I you can have an honest conversation and say what you need to change, then maybe he can give you more space and stop being irritating, whilst you can acknowledge whatever it is causing him to behave like this. (Yes the constant interruptions and chatter would annoy me too!)

For example can you ask and get agreement from him about times he leaves you alone, that he saves up his questions etc, but you agree to have lunch together twice a week or a coffee at 3pm or whatever.

As for the hygiene and exercise have you broached that? Again in a non-confrontational way but with your own needs also expressed. So for example "I've noticed you are not showering daily. I prefer you clean and smelling nice. Plus I worry it means you are not taking care of yourself as much as you did.
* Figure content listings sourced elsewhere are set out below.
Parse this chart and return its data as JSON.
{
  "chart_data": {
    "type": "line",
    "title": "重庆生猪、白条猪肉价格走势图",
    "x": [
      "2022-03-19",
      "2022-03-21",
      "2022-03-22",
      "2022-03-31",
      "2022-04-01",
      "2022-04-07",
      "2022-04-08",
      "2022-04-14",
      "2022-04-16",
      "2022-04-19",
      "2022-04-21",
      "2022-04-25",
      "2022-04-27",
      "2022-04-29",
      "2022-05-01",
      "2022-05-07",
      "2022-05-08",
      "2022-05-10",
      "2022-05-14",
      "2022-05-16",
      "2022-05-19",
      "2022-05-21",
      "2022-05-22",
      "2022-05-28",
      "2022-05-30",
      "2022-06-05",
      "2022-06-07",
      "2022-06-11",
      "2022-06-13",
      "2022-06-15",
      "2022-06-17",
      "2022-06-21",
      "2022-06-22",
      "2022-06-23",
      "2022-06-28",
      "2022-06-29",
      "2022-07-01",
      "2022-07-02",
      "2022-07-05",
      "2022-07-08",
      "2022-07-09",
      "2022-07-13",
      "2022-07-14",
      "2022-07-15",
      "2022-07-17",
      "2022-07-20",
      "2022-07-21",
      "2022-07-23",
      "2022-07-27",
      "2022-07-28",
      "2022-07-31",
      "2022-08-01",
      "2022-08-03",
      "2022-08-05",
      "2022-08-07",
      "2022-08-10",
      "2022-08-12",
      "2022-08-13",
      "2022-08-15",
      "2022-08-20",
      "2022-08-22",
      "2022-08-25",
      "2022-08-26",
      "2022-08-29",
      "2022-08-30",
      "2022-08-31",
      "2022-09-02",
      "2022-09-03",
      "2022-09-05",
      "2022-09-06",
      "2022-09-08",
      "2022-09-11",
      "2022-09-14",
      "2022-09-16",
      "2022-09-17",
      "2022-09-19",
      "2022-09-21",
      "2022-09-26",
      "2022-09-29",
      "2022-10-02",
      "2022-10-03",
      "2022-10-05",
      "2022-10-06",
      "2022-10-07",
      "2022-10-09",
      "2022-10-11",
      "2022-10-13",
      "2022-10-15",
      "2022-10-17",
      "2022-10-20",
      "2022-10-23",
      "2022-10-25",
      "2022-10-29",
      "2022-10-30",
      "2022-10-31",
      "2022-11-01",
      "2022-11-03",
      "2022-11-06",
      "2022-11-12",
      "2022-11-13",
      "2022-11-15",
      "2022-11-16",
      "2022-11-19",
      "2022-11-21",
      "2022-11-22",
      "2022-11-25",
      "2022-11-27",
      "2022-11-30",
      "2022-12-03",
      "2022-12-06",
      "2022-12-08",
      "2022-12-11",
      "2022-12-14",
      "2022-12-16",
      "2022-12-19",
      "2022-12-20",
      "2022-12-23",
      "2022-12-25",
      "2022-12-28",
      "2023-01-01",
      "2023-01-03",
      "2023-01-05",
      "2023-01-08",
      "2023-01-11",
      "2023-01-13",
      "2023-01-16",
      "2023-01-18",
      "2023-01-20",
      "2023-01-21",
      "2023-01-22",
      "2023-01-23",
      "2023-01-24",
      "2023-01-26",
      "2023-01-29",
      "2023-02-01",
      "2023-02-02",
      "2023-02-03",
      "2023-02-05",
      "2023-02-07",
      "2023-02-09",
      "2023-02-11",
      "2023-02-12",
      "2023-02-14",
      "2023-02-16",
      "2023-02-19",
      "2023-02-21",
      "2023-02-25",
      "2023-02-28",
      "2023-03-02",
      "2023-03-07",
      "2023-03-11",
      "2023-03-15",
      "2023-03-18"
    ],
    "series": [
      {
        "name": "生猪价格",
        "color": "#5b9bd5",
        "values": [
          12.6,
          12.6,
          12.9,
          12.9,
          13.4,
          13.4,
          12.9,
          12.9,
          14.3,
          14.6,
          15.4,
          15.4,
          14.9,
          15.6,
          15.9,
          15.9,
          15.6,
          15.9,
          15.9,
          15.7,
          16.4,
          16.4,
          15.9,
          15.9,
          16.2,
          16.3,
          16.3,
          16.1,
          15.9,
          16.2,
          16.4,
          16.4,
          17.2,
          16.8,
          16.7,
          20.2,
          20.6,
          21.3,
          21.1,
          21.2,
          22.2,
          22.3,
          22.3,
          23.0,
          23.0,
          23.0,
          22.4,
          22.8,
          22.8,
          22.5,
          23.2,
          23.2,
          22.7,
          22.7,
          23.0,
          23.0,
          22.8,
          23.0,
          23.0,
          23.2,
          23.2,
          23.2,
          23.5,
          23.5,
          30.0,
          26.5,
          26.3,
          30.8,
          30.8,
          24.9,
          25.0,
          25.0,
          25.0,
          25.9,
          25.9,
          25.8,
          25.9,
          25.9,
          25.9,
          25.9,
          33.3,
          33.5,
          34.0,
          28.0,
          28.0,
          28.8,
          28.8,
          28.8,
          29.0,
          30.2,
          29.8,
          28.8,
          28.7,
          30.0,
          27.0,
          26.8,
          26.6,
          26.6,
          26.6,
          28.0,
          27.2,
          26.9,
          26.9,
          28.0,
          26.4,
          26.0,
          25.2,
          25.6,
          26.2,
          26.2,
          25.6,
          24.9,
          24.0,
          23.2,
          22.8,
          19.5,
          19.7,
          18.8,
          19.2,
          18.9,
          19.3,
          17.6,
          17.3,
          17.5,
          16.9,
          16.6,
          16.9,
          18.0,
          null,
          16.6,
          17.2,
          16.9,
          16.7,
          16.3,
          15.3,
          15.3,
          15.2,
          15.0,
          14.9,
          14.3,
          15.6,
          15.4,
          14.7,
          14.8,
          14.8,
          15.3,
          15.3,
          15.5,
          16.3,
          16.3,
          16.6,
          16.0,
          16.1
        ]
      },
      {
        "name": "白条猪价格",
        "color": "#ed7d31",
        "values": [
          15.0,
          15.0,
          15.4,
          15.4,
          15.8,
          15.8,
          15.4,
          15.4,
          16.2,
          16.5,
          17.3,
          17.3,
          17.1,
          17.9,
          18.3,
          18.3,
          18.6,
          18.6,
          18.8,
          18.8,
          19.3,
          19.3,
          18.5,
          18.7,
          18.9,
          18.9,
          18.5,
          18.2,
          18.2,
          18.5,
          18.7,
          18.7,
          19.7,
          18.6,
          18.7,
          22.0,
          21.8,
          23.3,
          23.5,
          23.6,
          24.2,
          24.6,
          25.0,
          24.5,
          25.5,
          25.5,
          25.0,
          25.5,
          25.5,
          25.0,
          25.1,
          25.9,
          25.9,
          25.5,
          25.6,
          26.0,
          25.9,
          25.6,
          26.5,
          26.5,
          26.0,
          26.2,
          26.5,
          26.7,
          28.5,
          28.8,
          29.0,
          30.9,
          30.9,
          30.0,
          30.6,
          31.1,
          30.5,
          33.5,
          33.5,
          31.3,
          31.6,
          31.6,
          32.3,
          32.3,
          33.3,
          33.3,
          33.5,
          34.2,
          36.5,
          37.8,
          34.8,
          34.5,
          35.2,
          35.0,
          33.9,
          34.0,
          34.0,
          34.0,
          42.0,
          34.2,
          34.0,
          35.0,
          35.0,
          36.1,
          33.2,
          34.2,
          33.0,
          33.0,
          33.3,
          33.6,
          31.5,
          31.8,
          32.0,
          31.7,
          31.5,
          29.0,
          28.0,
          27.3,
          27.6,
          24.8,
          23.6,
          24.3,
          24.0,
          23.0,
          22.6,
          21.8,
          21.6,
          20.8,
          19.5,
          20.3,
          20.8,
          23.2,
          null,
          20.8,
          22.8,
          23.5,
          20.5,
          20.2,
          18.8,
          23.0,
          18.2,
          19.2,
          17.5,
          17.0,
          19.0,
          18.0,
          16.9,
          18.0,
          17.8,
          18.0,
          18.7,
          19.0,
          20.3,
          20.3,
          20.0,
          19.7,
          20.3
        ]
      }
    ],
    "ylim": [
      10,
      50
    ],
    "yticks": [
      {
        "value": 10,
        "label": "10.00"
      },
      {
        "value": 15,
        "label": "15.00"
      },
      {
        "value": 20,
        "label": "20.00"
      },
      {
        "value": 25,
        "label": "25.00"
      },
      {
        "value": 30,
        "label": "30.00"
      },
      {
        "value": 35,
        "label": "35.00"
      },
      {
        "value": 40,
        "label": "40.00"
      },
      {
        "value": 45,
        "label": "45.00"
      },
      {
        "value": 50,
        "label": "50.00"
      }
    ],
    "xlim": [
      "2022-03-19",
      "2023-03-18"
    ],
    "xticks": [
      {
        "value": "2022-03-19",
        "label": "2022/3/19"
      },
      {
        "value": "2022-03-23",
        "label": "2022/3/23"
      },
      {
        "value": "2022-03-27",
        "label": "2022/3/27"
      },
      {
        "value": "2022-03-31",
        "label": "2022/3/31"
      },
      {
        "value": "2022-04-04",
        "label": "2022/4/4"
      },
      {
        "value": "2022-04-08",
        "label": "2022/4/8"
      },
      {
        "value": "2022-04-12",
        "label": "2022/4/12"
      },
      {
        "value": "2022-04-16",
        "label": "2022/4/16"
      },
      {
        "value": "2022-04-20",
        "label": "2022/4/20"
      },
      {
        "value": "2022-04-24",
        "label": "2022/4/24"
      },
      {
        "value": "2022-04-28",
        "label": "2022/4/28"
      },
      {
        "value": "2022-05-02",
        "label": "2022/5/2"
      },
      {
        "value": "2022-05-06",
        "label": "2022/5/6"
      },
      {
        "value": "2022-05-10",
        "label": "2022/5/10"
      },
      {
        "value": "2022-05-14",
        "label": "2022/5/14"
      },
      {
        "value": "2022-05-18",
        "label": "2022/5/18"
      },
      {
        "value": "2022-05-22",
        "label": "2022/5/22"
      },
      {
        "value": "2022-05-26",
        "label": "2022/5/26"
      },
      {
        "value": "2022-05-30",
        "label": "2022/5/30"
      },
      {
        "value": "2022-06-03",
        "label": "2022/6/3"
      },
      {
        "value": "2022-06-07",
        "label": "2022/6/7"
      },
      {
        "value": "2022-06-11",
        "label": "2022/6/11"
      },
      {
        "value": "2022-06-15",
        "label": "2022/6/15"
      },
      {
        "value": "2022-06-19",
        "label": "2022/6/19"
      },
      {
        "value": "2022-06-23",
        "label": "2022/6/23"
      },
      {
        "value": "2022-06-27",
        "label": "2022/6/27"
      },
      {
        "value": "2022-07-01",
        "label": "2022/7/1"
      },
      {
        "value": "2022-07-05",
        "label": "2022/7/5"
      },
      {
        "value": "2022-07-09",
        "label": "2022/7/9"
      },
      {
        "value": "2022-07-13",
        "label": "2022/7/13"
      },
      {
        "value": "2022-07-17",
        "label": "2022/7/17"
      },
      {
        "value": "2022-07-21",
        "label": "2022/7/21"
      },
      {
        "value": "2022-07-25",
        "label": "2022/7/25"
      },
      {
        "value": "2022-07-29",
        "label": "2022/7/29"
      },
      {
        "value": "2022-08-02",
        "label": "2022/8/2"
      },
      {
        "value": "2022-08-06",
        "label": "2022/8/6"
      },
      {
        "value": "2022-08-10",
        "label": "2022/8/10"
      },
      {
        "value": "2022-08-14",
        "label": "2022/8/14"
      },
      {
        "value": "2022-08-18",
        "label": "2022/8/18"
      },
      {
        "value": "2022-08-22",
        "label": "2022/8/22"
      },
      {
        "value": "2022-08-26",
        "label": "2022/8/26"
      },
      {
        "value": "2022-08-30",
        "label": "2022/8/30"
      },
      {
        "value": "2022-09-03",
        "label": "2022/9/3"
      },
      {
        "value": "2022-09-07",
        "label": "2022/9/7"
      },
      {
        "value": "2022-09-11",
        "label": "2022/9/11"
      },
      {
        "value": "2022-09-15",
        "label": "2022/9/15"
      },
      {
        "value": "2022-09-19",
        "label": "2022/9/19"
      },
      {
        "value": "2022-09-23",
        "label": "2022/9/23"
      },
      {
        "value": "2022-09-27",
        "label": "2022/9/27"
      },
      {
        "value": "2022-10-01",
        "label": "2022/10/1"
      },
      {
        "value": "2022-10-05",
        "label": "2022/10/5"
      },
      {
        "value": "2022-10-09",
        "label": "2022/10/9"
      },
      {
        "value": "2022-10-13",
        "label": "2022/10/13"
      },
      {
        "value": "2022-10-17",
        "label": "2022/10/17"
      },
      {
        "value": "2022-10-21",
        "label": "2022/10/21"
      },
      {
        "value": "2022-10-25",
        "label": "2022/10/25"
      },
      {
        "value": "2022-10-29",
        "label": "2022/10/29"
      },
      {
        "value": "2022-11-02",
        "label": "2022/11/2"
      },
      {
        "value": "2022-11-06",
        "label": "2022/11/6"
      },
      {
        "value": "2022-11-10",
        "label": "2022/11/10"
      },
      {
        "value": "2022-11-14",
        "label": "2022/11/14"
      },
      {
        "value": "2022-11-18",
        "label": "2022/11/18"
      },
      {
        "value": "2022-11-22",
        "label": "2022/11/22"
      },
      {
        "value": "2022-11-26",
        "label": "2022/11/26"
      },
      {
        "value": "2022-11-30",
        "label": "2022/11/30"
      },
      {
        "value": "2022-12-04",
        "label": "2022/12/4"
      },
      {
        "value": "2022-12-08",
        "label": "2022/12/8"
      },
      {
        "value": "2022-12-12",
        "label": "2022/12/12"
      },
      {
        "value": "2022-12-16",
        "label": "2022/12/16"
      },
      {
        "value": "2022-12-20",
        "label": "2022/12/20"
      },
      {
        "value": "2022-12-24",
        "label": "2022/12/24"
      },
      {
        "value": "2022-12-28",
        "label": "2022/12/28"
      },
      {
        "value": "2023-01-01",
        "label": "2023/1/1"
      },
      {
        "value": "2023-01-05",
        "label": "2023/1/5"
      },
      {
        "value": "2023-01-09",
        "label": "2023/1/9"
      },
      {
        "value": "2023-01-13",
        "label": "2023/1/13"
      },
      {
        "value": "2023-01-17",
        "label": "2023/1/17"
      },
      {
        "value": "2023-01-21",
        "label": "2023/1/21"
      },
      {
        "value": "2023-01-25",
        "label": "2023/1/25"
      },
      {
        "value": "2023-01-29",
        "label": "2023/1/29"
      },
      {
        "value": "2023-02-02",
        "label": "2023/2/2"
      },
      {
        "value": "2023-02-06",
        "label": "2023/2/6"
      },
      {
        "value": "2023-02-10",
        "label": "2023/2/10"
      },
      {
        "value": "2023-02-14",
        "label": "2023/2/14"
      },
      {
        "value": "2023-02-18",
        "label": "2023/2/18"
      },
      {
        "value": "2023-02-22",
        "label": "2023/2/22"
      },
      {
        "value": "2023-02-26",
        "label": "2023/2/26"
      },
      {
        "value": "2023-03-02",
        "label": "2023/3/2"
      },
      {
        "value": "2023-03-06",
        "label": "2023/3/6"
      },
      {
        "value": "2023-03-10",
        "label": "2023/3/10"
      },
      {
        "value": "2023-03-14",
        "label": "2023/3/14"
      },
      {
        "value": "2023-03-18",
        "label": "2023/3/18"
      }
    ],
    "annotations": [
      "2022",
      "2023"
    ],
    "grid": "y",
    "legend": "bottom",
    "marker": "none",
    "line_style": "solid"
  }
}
Is that something you can make more effort to do daily?"

If there is one thing I have learnt from various (unsuccessful) relationships is to be calmly assertive about my own needs without making it seem I am judging the other person's behaviour (even if I secretly am) or trying to change them (even if I would quite like to).

Pascal80 · 08/12/2021 01:27

I feel you, OP.
Your husband sounds like a sweetheart but also like he is in a bit of a rut. I don't know what to suggest except that maybe he takes up walking / running or something? I bought my husband a step counter (pedometer) It has really helped - he gets out every day now. He is chatterbox central and was getting a bit down with just me for company (we are very rural as well) Mine l lost his job as the company went under due to Covid (Ents company) which makes it so much worse.
I know what you mean about ''having to have all the answers for him".
I feel such pressure to pull some money in and make life normal but nothing is normal.
I have a strong feeling that "normal" is a couple of years away at least and somehow we have to find a way to keep going.